CREATE ROLE basic_role LOGIN;

This is the equivalent of:

CREATE USER basic_role;

Oracle has a special user type called the SYSRemote DBA.  This is a user (normally SYS) that is exempt from most permission checks.  EnterpriseDB has a role that can be assigned to someone that gives much the same permissions as a SYS user.  This special user is called a SUPERUSER and is exempt from all permission checks.

CREATE ROLE not_basic_anymore SUPERUSER;

Oracle also has the Remote DBA special role.  In Oracle this special role type has abilities predefined.  EnterpriseDB has two somewhat equivalent special role types.

The CREATEDB type has permissions to drop and create databases.

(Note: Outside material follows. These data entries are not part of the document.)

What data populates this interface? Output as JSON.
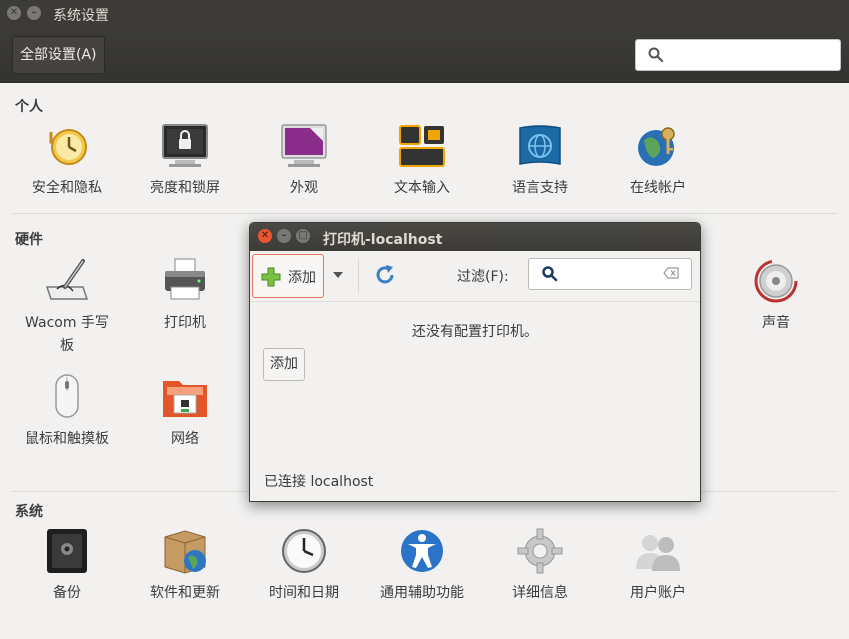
{
  "window": {
    "title": "系统设置"
  },
  "toolbar": {
    "all_settings_label": "全部设置(A)",
    "search_placeholder": ""
  },
  "sections": {
    "personal": {
      "title": "个人",
      "items": [
        {
          "label": "安全和隐私",
          "icon": "clock-history-icon"
        },
        {
          "label": "亮度和锁屏",
          "icon": "monitor-lock-icon"
        },
        {
          "label": "外观",
          "icon": "appearance-monitor-icon"
        },
        {
          "label": "文本输入",
          "icon": "keyboard-icon"
        },
        {
          "label": "语言支持",
          "icon": "language-flag-icon"
        },
        {
          "label": "在线帐户",
          "icon": "globe-key-icon"
        }
      ]
    },
    "hardware": {
      "title": "硬件",
      "items": [
        {
          "label": "Wacom 手写",
          "label2": "板",
          "icon": "tablet-pen-icon"
        },
        {
          "label": "打印机",
          "icon": "printer-icon"
        },
        {
          "label": "声音",
          "icon": "speaker-icon"
        },
        {
          "label": "鼠标和触摸板",
          "icon": "mouse-icon"
        },
        {
          "label": "网络",
          "icon": "network-folder-icon"
        }
      ]
    },
    "system": {
      "title": "系统",
      "items": [
        {
          "label": "备份",
          "icon": "safe-icon"
        },
        {
          "label": "软件和更新",
          "icon": "package-globe-icon"
        },
        {
          "label": "时间和日期",
          "icon": "clock-icon"
        },
        {
          "label": "通用辅助功能",
          "icon": "accessibility-icon"
        },
        {
          "label": "详细信息",
          "icon": "gear-icon"
        },
        {
          "label": "用户账户",
          "icon": "users-icon"
        }
      ]
    }
  },
  "dialog": {
    "title": "打印机-localhost",
    "add_label": "添加",
    "filter_label": "过滤(F):",
    "filter_placeholder": "",
    "empty_message": "还没有配置打印机。",
    "add_button_label": "添加",
    "status": "已连接 localhost"
  },
  "colors": {
    "titlebar": "#3c3b37",
    "close_button": "#e9552f",
    "background": "#f2f1f0",
    "add_button_border": "#e07a5f"
  }
}
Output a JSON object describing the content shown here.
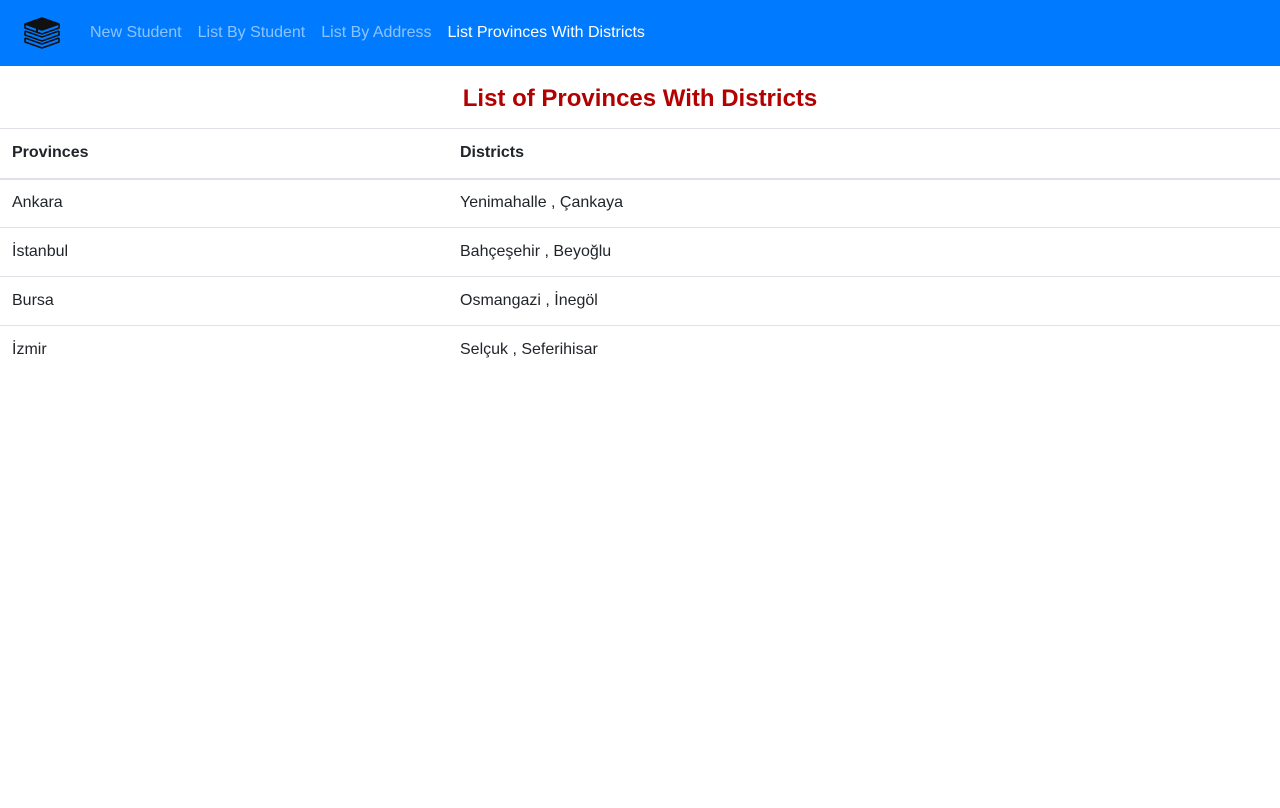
{
  "navbar": {
    "brand_icon": "books-stack-icon",
    "links": [
      {
        "label": "New Student",
        "active": false
      },
      {
        "label": "List By Student",
        "active": false
      },
      {
        "label": "List By Address",
        "active": false
      },
      {
        "label": "List Provinces With Districts",
        "active": true
      }
    ]
  },
  "page": {
    "title": "List of Provinces With Districts"
  },
  "table": {
    "headers": {
      "provinces": "Provinces",
      "districts": "Districts"
    },
    "rows": [
      {
        "province": "Ankara",
        "districts": "Yenimahalle , Çankaya"
      },
      {
        "province": "İstanbul",
        "districts": "Bahçeşehir , Beyoğlu"
      },
      {
        "province": "Bursa",
        "districts": "Osmangazi , İnegöl"
      },
      {
        "province": "İzmir",
        "districts": "Selçuk , Seferihisar"
      }
    ]
  },
  "colors": {
    "navbar_bg": "#007bff",
    "title_color": "#b30000",
    "active_link": "#ffffff",
    "inactive_link": "rgba(255,255,255,0.55)"
  }
}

CREATE ROLE Remote DBA_type_role CREATEDB;

The CREATEROLE type has the ability to create, alter, drop and assign roles to others.

CREATE ROLE Remote DBA_type2 CREATEROLE;

The final special case we will talk about are secure roles.  A secure role is one that has a password.  Only the person or application that knows the password can use the permissions granted to this role.  The password passed into the database will also be passed to this role.  This is a somewhat limited value special case.

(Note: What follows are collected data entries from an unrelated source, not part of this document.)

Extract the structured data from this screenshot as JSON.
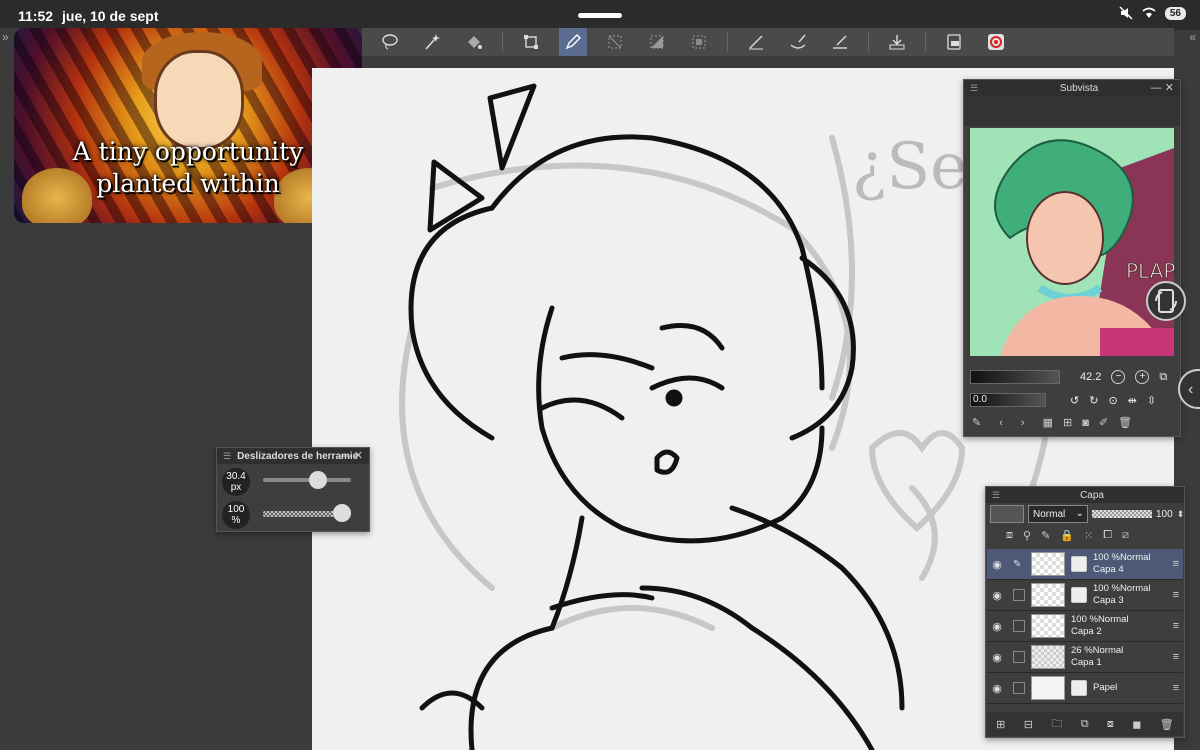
{
  "status": {
    "time": "11:52",
    "date": "jue, 10 de sept",
    "battery": "56",
    "icons": [
      "mute-icon",
      "wifi-icon",
      "battery-icon"
    ]
  },
  "banner": {
    "line1": "A tiny opportunity",
    "line2": "planted within"
  },
  "toolbar": {
    "tools": [
      "lasso-icon",
      "magic-wand-icon",
      "fill-icon",
      "transform-icon",
      "pen-icon",
      "clear-selection-icon",
      "invert-selection-icon",
      "select-all-icon",
      "line-tool-icon",
      "brush-size-icon",
      "ruler-icon",
      "save-icon",
      "export-icon",
      "swirl-icon"
    ],
    "active": "pen-icon"
  },
  "sliders_panel": {
    "title": "Deslizadores de herramie",
    "size_value": "30.4",
    "size_unit": "px",
    "opacity_value": "100",
    "opacity_unit": "%",
    "size_level": 0.62,
    "opacity_level": 1.0
  },
  "subvista": {
    "title": "Subvista",
    "zoom": "42.2",
    "rotation": "0.0",
    "preview_text": "PLAP"
  },
  "layers_panel": {
    "title": "Capa",
    "blend_mode": "Normal",
    "opacity": "100",
    "layers": [
      {
        "opacity": "100 %",
        "mode": "Normal",
        "name": "Capa 4",
        "selected": true,
        "type": "clear",
        "mask": true,
        "pen": true
      },
      {
        "opacity": "100 %",
        "mode": "Normal",
        "name": "Capa 3",
        "selected": false,
        "type": "clear",
        "mask": true,
        "pen": false
      },
      {
        "opacity": "100 %",
        "mode": "Normal",
        "name": "Capa 2",
        "selected": false,
        "type": "clear",
        "mask": false,
        "pen": false
      },
      {
        "opacity": "26 %",
        "mode": "Normal",
        "name": "Capa 1",
        "selected": false,
        "type": "sketch",
        "mask": false,
        "pen": false
      },
      {
        "opacity": "",
        "mode": "",
        "name": "Papel",
        "selected": false,
        "type": "paper",
        "mask": true,
        "pen": false
      }
    ]
  },
  "canvas": {
    "sketch_text": "¿Se"
  }
}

CREATE ROLE basic_role_wih_pwd PASSWORD 'secret_password';

Special cases can be combined into a single role.  For example, it is possible to create a Remote DBA type without resorting to the SUPERUSER:

CREATE ROLE Remote DBA_type CREATEDB CREATEROLE LOGIN;

ALTER ROLE

You can alter a role and rename it:

ALTER ROLE Remote DBA_type RENAME TO Remote DBA_sort_of_type;

Or you can change its attributes:

ALTER ROLE Remote DBA_type NOLOGIN;

GRANT ROLE

You can grant a role to someone:

GRANT Remote DBA_type TO jschmoe;

You can grant to a role:

GRANT SELECT, INSERT ON emp TO Remote DBA_type;

jschmoe can now select from emp and add new records to emp.

REVOKE ROLE

You can revoke from a role:

REVOKE SELECT ON emp FROM Remote DBA_type;

jschmoe can no longer select from emp.

You can revoke a role from someone:

REVOKE Remote DBA_type FROM jschmoe;

jschmoe no longer has the Remote DBA_type role.

DROP ROLE

You can drop a role with the DROP ROLE command.

DROP ROLE Remote DBA_type;

You cannot drop a role that owns objects.  You must drop all of the objects first.

This is an excerpt from the book "EnterpriseDB: The Definitive Reference" by Rampant TechPress.